— Скоро у нас не останется больше ни одного су, уедем!
— С тем, что у нас осталось, мы не проедем и ста километров дальше Парижа, — уточнил Гордон, который по крайней мере раз в жизни хотел проявить отцовское благоразумие. — Я же говорю, подожди немного, и я свяжусь с Мэнни.
— Мы можем обойтись и без него!
Стив предпочитал ни в чем не быть обязанным Мэнни.
— Если мы не найдем денег, остается только взять их где-нибудь.
— Зачем нам бесполезный риск. Я знаю, что Мэнни даст нам эти деньги.
— Когда? Позвони ему, напиши!
Их отношения часто были натянутыми. Как всякий человек действия, Стив не мог помешать себе давать советы созерцательному и слишком аморфному Гордону, или делать ему, например, такие замечания:
«Слушай, мэн! Ты слишком много пьешь… Почему?»
В самом деле, почему, потому что Стив пил лишь молоко и фруктовые соки?
— Может быть, потому, что я хотел бы все забыть, даже то, что я чернокожий, — с раздражением ответил Гордон.
Эти слова заставили Стива ощетиниться: для него это было богохульством.
Гордон был побежденным, как бы он смог найти общий язык с бунтарем? За свою жизнь он хорошо научился лишь одной вещи: сомнению. Могло статься, что в действительности именно трезвость взглядов погрузила его в пьянство. Сейчас, особенно после убийства Дженни, его больше занимала не проблема своей негритянской принадлежности, но вся жизнь, которая представлялась ему неразрешимой. Его отрыв от родной почвы, его пессимизм были абсолютными.
Стив, который пытался убедить его уехать с ним в Алжир, никак не мог понять, почему Гордон отказывался от этого и предпочитал оставаться во Франции.

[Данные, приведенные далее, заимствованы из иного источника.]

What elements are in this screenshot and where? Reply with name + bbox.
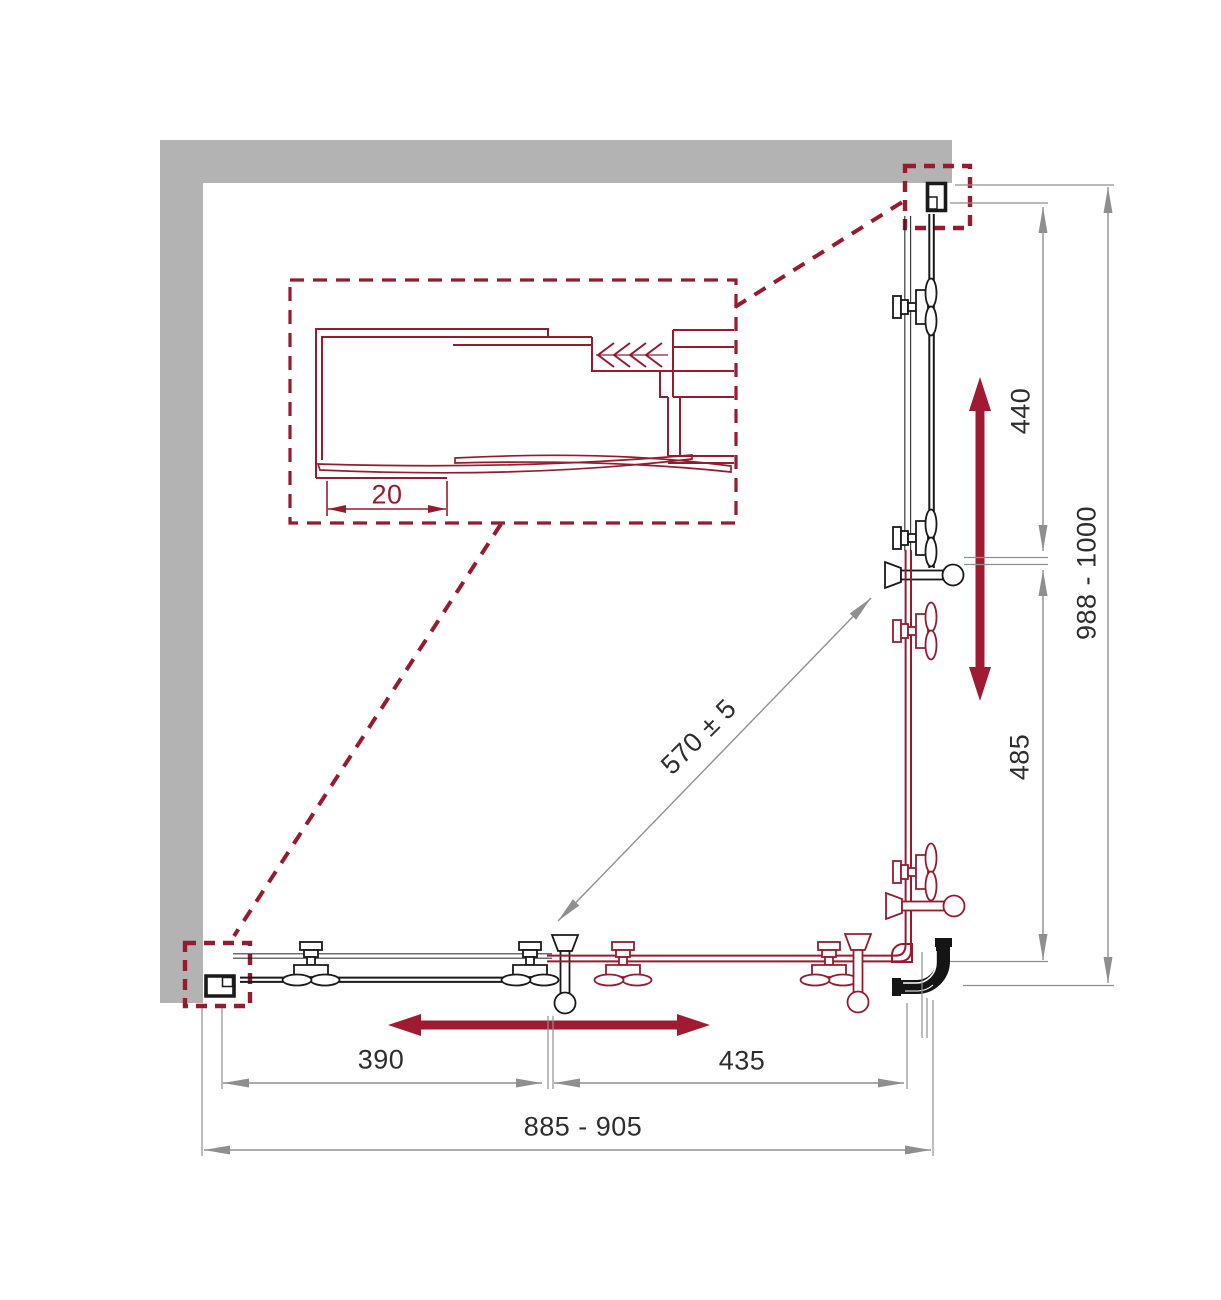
dim-label-right-overall: 988 - 1000 bbox=[1072, 506, 1103, 640]
door-handle-knob bbox=[552, 935, 578, 1014]
wall bbox=[160, 140, 952, 1003]
drawing-svg bbox=[0, 0, 1221, 1300]
roller-bracket bbox=[595, 942, 652, 986]
bottom-red-door bbox=[547, 934, 912, 1013]
wall-profile-detail bbox=[316, 329, 734, 478]
red-door-glass-line bbox=[896, 550, 906, 956]
dim-label-bottom-overall: 885 - 905 bbox=[524, 1112, 643, 1143]
dim-label-right-upper: 440 bbox=[1006, 388, 1037, 435]
bottom-door-assembly bbox=[206, 935, 578, 1014]
callout-link-top-right bbox=[735, 201, 904, 307]
right-fixed-rail-lines bbox=[905, 216, 911, 551]
roller-bracket bbox=[502, 942, 559, 986]
dim-label-bottom-right: 435 bbox=[719, 1046, 766, 1077]
callout-link-bottom-left bbox=[234, 524, 501, 936]
detail-callout bbox=[290, 280, 736, 523]
dim-line-diagonal-570 bbox=[558, 598, 871, 921]
wall-left-band bbox=[160, 140, 203, 1003]
door-handle-knob bbox=[845, 934, 871, 1013]
detail-callout-box bbox=[290, 280, 736, 523]
roller-bracket bbox=[893, 844, 937, 901]
roller-bracket bbox=[893, 603, 937, 660]
bottom-fixed-rail-lines bbox=[233, 954, 552, 958]
shower-enclosure-plan-drawing: 20 390 435 885 - 905 440 485 988 - 1000 … bbox=[0, 0, 1221, 1300]
door-handle-knob bbox=[885, 562, 964, 588]
roller-bracket bbox=[283, 942, 340, 986]
dim-label-detail-offset: 20 bbox=[371, 480, 402, 511]
roller-bracket bbox=[893, 510, 937, 567]
right-door-assembly bbox=[885, 184, 964, 589]
wall-profile-top-right bbox=[928, 184, 946, 211]
callout-link-lines bbox=[234, 201, 904, 936]
dim-label-bottom-left: 390 bbox=[358, 1045, 405, 1076]
dim-label-right-lower: 485 bbox=[1005, 734, 1036, 781]
right-red-door bbox=[886, 550, 965, 961]
slide-direction-arrow-horizontal bbox=[388, 1014, 710, 1036]
door-handle-knob bbox=[886, 893, 965, 919]
roller-bracket bbox=[801, 942, 858, 986]
roller-bracket bbox=[893, 279, 937, 336]
wall-profile-bottom-left bbox=[206, 976, 234, 996]
slide-direction-arrow-vertical bbox=[969, 377, 991, 701]
anchor-screw-chevrons bbox=[596, 343, 668, 367]
wall-top-band bbox=[160, 140, 952, 183]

— Ты кончишь тем, что попадешь в безвыходное положение. Они не будут далеко искать и засадят тебя в тюрьму! Для белых просто не существует невиновных негров!
— Во Франции это не так, — сказал Гордон.
— «Мэн»! Ты строишь себе иллюзии!
— Как раз наоборот. Но негры здесь не опасны, как в Америке. У них нет никакого основания преследовать нас.
Стив, непримиримый, как все жаждущие справедливости люди, не допускал никаких нюансов. Пропасть между черными и белыми существовала повсюду и была непреодолимой. «Орден Белых» был прав, считая его опасным.